Diesmal ist ein Ende dieser Übergangszeit aber absehbar: Im Frühjahr 2018 soll der Umzugstermin in die Dietrich-Bonhoeffer-Kirche sein – und die Gemeinde freut sich Schürmann zufolge sehr. „Das wird ein schönes Gebäude mit richtig tollen Möglichkeiten“, sagt er. Es sei kein Problem gewesen, Helfer für den Auszug aus der Ladenkirche zu finden. „Die Schränke gehen mit, das Altarkreuz, die Kerzenleuchter, die liturgischen Geräte, auch aus Lenting“, sagt der Pfarrer. 

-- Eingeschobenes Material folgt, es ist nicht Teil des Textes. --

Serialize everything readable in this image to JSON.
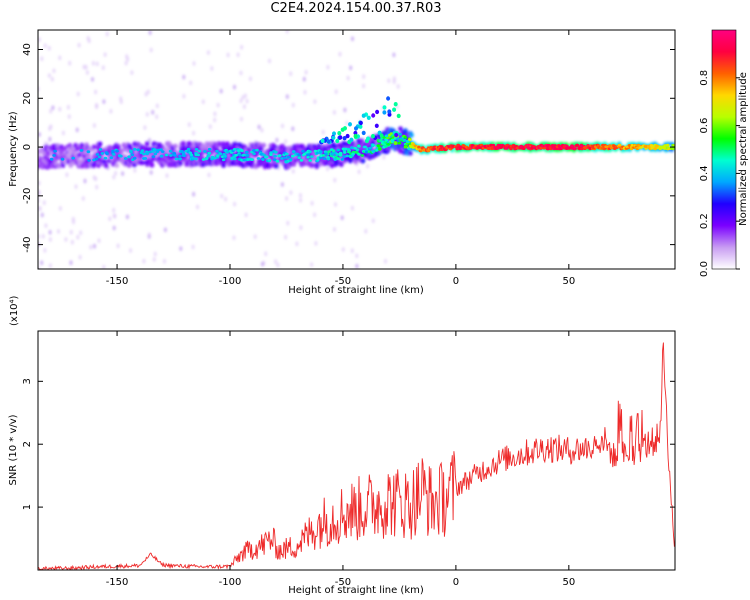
{
  "figure": {
    "title": "C2E4.2024.154.00.37.R03"
  },
  "chart_data": [
    {
      "type": "heatmap",
      "title": "C2E4.2024.154.00.37.R03",
      "xlabel": "Height of straight line (km)",
      "ylabel": "Frequency (Hz)",
      "xlim": [
        -185,
        97
      ],
      "ylim": [
        -50,
        48
      ],
      "xticks": [
        -150,
        -100,
        -50,
        0,
        50
      ],
      "yticks": [
        -40,
        -20,
        0,
        20,
        40
      ],
      "colorbar": {
        "label": "Normalized spectral amplitude",
        "range": [
          0.0,
          1.0
        ],
        "ticks": [
          0.0,
          0.2,
          0.4,
          0.6,
          0.8
        ],
        "colormap": [
          "#ffffff",
          "#c89cf2",
          "#7a00ff",
          "#2000ff",
          "#00a8ff",
          "#00ffd0",
          "#00ff00",
          "#b8ff00",
          "#ffd800",
          "#ff6000",
          "#ff0040",
          "#ff0080"
        ]
      },
      "ridge": {
        "description_points_x": [
          -185,
          -150,
          -100,
          -75,
          -50,
          -35,
          -28,
          -22,
          -15,
          0,
          50,
          97
        ],
        "center_freq": [
          -4,
          -3,
          -3,
          -4,
          -3,
          0,
          4,
          2,
          -1,
          0,
          0,
          0
        ],
        "peak_amplitude": [
          0.35,
          0.4,
          0.45,
          0.45,
          0.5,
          0.55,
          0.65,
          0.6,
          0.9,
          0.95,
          1.0,
          0.7
        ]
      }
    },
    {
      "type": "line",
      "xlabel": "Height of straight line (km)",
      "ylabel": "SNR (10 * v/v)",
      "y_multiplier": "(x10⁴)",
      "xlim": [
        -185,
        97
      ],
      "ylim": [
        0,
        3.8
      ],
      "xticks": [
        -150,
        -100,
        -50,
        0,
        50
      ],
      "yticks": [
        1,
        2,
        3
      ],
      "color": "#ee2a2a",
      "series": [
        {
          "x": [
            -185,
            -170,
            -160,
            -150,
            -140,
            -135,
            -130,
            -120,
            -110,
            -100,
            -95,
            -90,
            -85,
            -82,
            -78,
            -70,
            -60,
            -50,
            -40,
            -30,
            -20,
            -15,
            -10,
            -5,
            0,
            10,
            20,
            30,
            40,
            50,
            60,
            65,
            70,
            80,
            85,
            90,
            92,
            95,
            97
          ],
          "values": [
            0.02,
            0.03,
            0.05,
            0.06,
            0.07,
            0.25,
            0.08,
            0.06,
            0.05,
            0.06,
            0.25,
            0.35,
            0.4,
            0.5,
            0.3,
            0.4,
            0.75,
            0.9,
            1.0,
            1.1,
            1.05,
            1.25,
            1.05,
            1.15,
            1.3,
            1.55,
            1.75,
            1.85,
            1.95,
            1.9,
            1.95,
            2.1,
            1.8,
            1.9,
            2.0,
            2.1,
            3.5,
            1.2,
            0.3
          ]
        }
      ]
    }
  ]
}
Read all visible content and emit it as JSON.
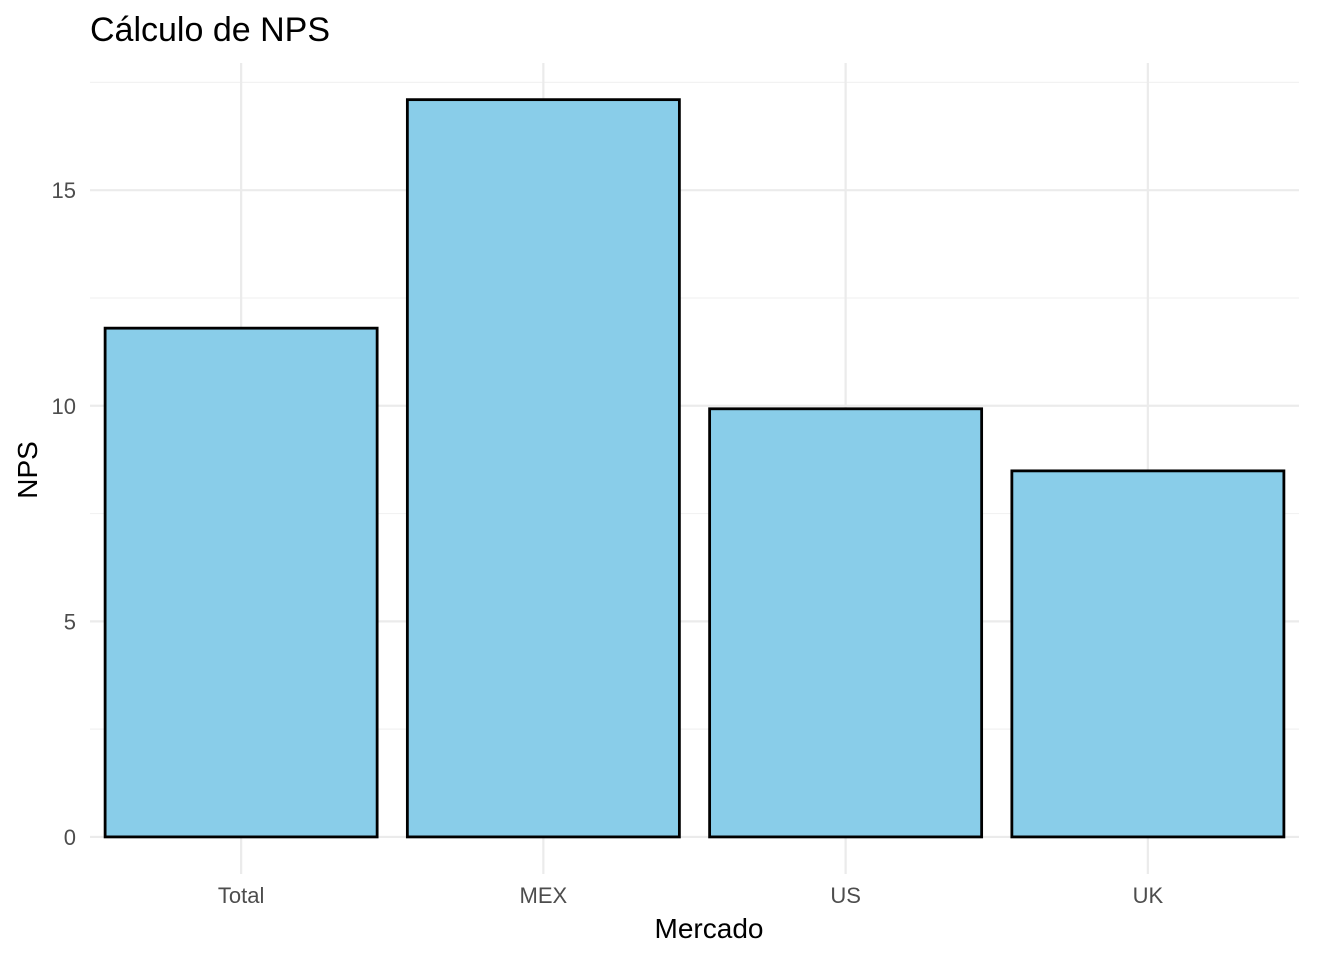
{
  "chart_data": {
    "type": "bar",
    "title": "Cálculo de NPS",
    "xlabel": "Mercado",
    "ylabel": "NPS",
    "categories": [
      "Total",
      "MEX",
      "US",
      "UK"
    ],
    "values": [
      11.8,
      17.1,
      9.93,
      8.49
    ],
    "ylim": [
      -0.86,
      17.95
    ],
    "yticks": [
      0,
      5,
      10,
      15
    ],
    "yminor": [
      2.5,
      7.5,
      12.5,
      17.5
    ],
    "grid": true,
    "legend": "none",
    "colors": {
      "bar_fill": "#89CDE9",
      "bar_outline": "#000000"
    }
  }
}
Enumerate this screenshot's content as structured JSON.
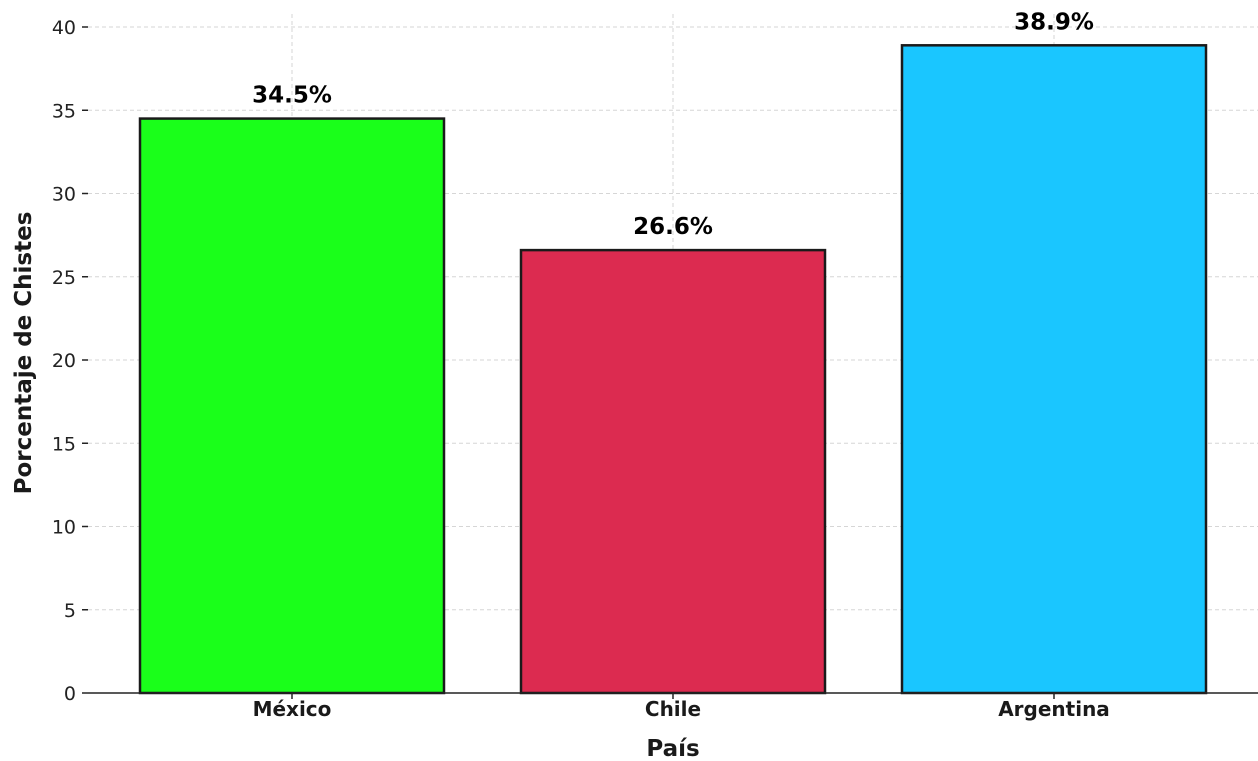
{
  "chart_data": {
    "type": "bar",
    "categories": [
      "México",
      "Chile",
      "Argentina"
    ],
    "values": [
      34.5,
      26.6,
      38.9
    ],
    "data_labels": [
      "34.5%",
      "26.6%",
      "38.9%"
    ],
    "colors": [
      "#1aff1a",
      "#dc2b50",
      "#1ac6ff"
    ],
    "xlabel": "País",
    "ylabel": "Porcentaje de Chistes",
    "ylim": [
      0,
      40
    ],
    "yticks": [
      0,
      5,
      10,
      15,
      20,
      25,
      30,
      35,
      40
    ],
    "grid": true,
    "legend": "none"
  }
}
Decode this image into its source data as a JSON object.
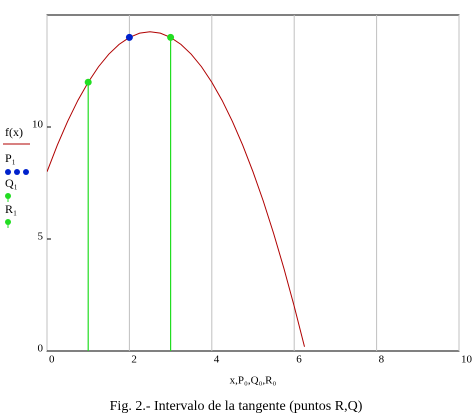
{
  "chart_data": {
    "type": "line",
    "caption": "Fig. 2.- Intervalo de la tangente (puntos R,Q)",
    "xlabel": "x,P₀,Q₀,R₀",
    "xlim": [
      0,
      10
    ],
    "ylim": [
      0,
      15
    ],
    "xticks": [
      0,
      2,
      4,
      6,
      8,
      10
    ],
    "yticks": [
      0,
      5,
      10
    ],
    "grid": "x",
    "series": [
      {
        "name": "f(x)",
        "color": "#b00000",
        "style": "line",
        "x": [
          0,
          0.25,
          0.5,
          0.75,
          1,
          1.25,
          1.5,
          1.75,
          2,
          2.25,
          2.5,
          2.75,
          3,
          3.25,
          3.5,
          3.75,
          4,
          4.25,
          4.5,
          4.75,
          5,
          5.25,
          5.5,
          5.75,
          6,
          6.25
        ],
        "values": [
          8,
          9.19,
          10.25,
          11.19,
          12,
          12.69,
          13.25,
          13.69,
          14,
          14.19,
          14.25,
          14.19,
          14,
          13.69,
          13.25,
          12.69,
          12,
          11.19,
          10.25,
          9.19,
          8,
          6.69,
          5.25,
          3.69,
          2,
          0.19
        ]
      },
      {
        "name": "P₁",
        "color": "#0022cc",
        "style": "points",
        "x": [
          2
        ],
        "values": [
          14
        ]
      },
      {
        "name": "Q₁",
        "color": "#22dd22",
        "style": "stem",
        "x": [
          1
        ],
        "values": [
          12
        ]
      },
      {
        "name": "R₁",
        "color": "#22dd22",
        "style": "stem",
        "x": [
          3
        ],
        "values": [
          14
        ]
      }
    ]
  }
}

Für den Entwidmungsgottesdienst am Sonntag erwarte er volles Haus. Abgesehen davon habe er einen großen Wunsch: „Dass die Lebendigkeit und das Engagement in dem halben Jahr bis zum Frühling nicht verloren gehen, sondern ins neue Gemeindezentrum mitgenommen werden.“

 

Die Entwidmung


Die Ladenkirche wird mit einem Gottesdienst an diesem Sonn?tag um 11 Uhr entwid?met. Die gottesdienstlichen Gegenstände der Kirche werden „außer Dienst“ genommen. Im Anschluss können die Besucher bei einem Stehempfang Abschied von der Ladenkirche, die noch im November neu vermietet wird, nehmen. Bis die Dietrich-Bonhoeffer-Kirche im Frühjahr 2018 eingeweiht ist, finden die evangelischen Gottesdienste in der Kapelle der Klinik statt. Die verschiedenen Gruppen treffen sich in diesem Zeitraum zudem im Sportheim des TSV Kösching.